Ailton Krenak, Claudia Andujar, Poraco, Cildo Meireles e Paz Errázuriz são só alguns dos 21 nomes de artistas e pensadores que têm seus trabalhos expostos em A Queda do Céu, aberta à visitação para o público a partir de 8 de maio, na Caixa Cultural de Brasília. A mostra com curadoria de Moacir dos Anjos busca refletir sobre as consequências do contato involuntário dos povos indígenas com o colonizador branco.

A exposição foi apresentada pela primeira vez em 2015 no Paço das Artes, indo para o Sesc Rio Preto no ano seguinte, ambas instituições em São Paulo. Agora em Brasília, o projeto que faz referência ao livro homônimo do xamã yanomami Davi Kopenawa, escrito a quatro mãos com o antropólogo Bruce Albert.

De acordo com o curador, a mostra “quer aproximar e articular trabalhos artísticos que prenunciam, evidenciam e combatem a progressiva despossessão sofrida por populações indígenas” ao longo dos anos.
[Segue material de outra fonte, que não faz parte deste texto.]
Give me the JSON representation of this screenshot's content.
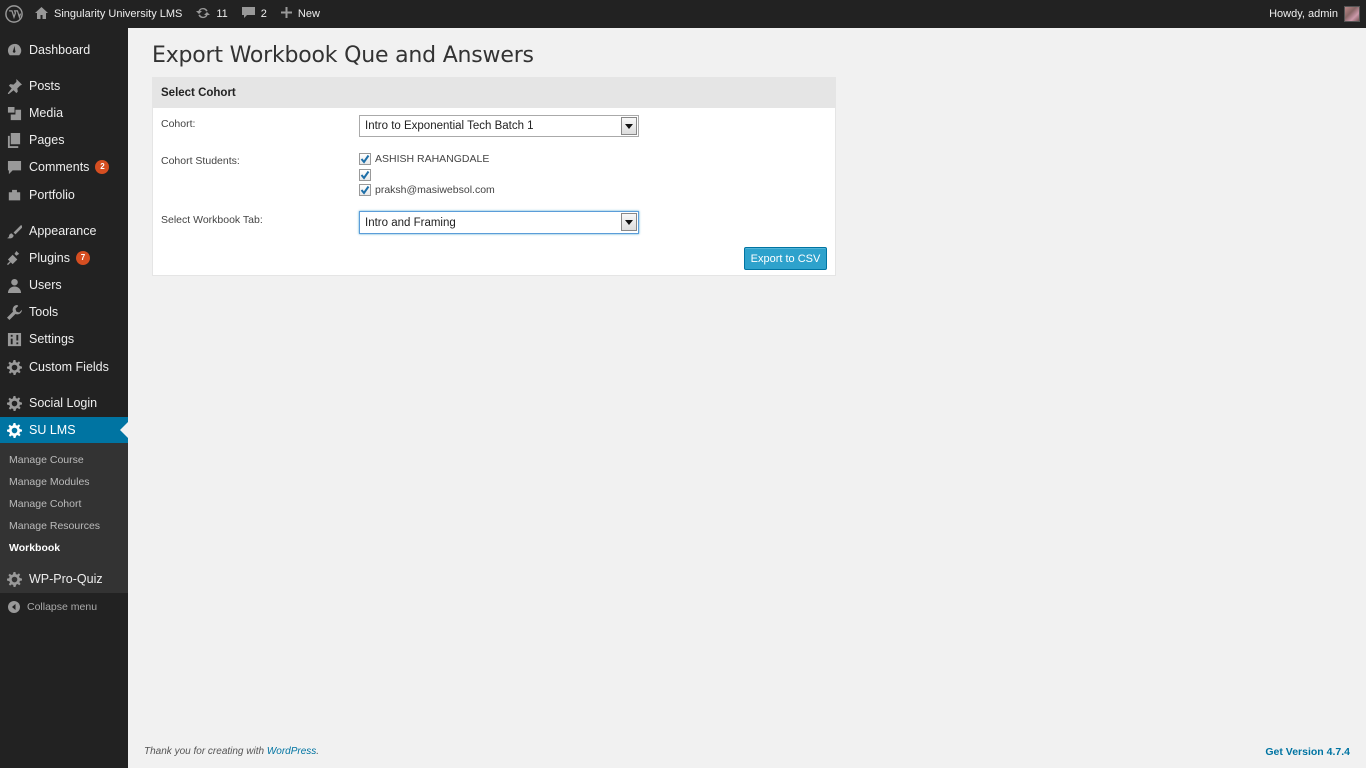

Isso vai de encontro à reflexão sobre o caráter predatório de ações do homem branco ao conhecer esses povos, seja em relação ao território ou à cultura, presente no livro.

A Queda do Céu fica em cartaz até 30 de junho e ocupa três salas da Caixa Cultural de Brasília: as Galerias Principal e Piccolas I e II. Além dos nomes já citados, participam da exposição Anna Bella Geiger, Armando Queiroz, Bené Fonteles, Fabio Tremonte, Fred Jordão, Harun Farocki, Jaime Lauriano, Jimmie Durham, Leonilson, Lourival Cuquinha, Maria Thereza Alves, Matheus Rocha Pitta, Miguel Rio Branco, Paulo Nazareth, Regina José Galindo e Vincent Carelli.